With significant penalties, the GDPR’s disclosure and opt-in provisions put teeth into protection. France’s data-protection authority levied a 50 million euro ($57 million) fine against Google for “lack of transparency, inadequate information, and lack of valid consent regarding ads personalization” in January. Toner says we’re “only at the beginning,” as the GDPR provides many avenues for citizens and advocacy groups to file complaints, many of which are underway against Amazon, Apple, LinkedIn, Facebook, and Google, he notes.

In the wake of the GDPR, California passed a less comprehensive privacy bill affecting one of the world’s largest economies, but the law has some force behind its regulatory bite, too. It takes effect in 2020. At the federal level, U.S. legislators and regulators have considered laws that would preempt California’s privacy and disclosure rules, some weakening them and some veering closer to the GDPR.
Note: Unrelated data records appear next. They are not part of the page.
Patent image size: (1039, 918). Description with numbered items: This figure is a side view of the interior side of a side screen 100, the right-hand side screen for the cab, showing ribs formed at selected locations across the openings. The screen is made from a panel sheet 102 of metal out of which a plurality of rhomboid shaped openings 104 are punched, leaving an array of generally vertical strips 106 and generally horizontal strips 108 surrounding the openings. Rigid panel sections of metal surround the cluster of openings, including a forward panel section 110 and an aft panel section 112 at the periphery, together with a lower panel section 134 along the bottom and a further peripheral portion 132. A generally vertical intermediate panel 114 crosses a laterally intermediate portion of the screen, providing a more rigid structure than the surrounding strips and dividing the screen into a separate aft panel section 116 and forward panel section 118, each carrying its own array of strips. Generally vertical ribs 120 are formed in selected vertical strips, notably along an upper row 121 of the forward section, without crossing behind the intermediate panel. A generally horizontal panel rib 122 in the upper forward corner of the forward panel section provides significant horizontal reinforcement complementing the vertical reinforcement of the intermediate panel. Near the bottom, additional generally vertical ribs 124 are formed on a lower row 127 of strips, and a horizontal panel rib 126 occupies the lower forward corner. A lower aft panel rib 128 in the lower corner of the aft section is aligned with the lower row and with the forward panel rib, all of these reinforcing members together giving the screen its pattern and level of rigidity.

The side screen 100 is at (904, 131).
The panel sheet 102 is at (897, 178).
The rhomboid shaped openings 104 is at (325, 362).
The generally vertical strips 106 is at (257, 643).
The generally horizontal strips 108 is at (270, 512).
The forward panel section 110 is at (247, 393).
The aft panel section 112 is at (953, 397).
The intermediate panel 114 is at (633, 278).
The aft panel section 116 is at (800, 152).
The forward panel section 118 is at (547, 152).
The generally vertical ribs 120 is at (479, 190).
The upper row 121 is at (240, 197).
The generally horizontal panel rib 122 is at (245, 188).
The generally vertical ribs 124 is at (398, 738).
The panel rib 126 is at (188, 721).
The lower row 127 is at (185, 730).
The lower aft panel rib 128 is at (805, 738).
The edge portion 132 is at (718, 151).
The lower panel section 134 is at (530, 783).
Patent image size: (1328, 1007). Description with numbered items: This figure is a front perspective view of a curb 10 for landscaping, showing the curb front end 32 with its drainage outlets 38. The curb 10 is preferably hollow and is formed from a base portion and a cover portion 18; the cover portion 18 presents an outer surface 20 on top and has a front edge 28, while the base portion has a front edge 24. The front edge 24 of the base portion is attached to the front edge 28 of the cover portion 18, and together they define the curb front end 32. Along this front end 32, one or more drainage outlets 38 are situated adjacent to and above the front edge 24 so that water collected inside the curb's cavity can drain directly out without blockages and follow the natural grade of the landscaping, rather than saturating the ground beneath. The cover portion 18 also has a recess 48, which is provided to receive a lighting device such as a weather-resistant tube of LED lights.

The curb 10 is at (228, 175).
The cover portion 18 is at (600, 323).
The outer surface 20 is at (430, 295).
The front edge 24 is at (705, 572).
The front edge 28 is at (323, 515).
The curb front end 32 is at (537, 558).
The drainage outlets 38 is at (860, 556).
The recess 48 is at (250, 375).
Senator Wyden circulated a draft bill in November 2018, the Consumer Data Protection Act, which would require something close to the original Do Not Track registry. It would ban companies from denying services to those who opt out of tracking, and require them to offer fee-based versions to serve them that couldn’t charge more than the lost revenue.

Government will have its say, but so will the market. As ads have delivered less of a return on investment, many publishers have shifted their revenue strategy by erecting paywalls and inducing consumers to pay for access to quality content. That’s been effective for some.

Do Not Track tried to offer a simple way to cut through a thorny situation and avoid a battle, by letting users clearly express their intent so advertisers could honor it. When the noble idea fell apart in the real world, ad networks ceded the field to regulators (to declare what kind of tracking was legal) and ad-blocking technology (which crushes everything it sees). Faced with an increasingly skeptical audience, advertisers and publishers alike have many motivations to find a different path forward that honors privacy.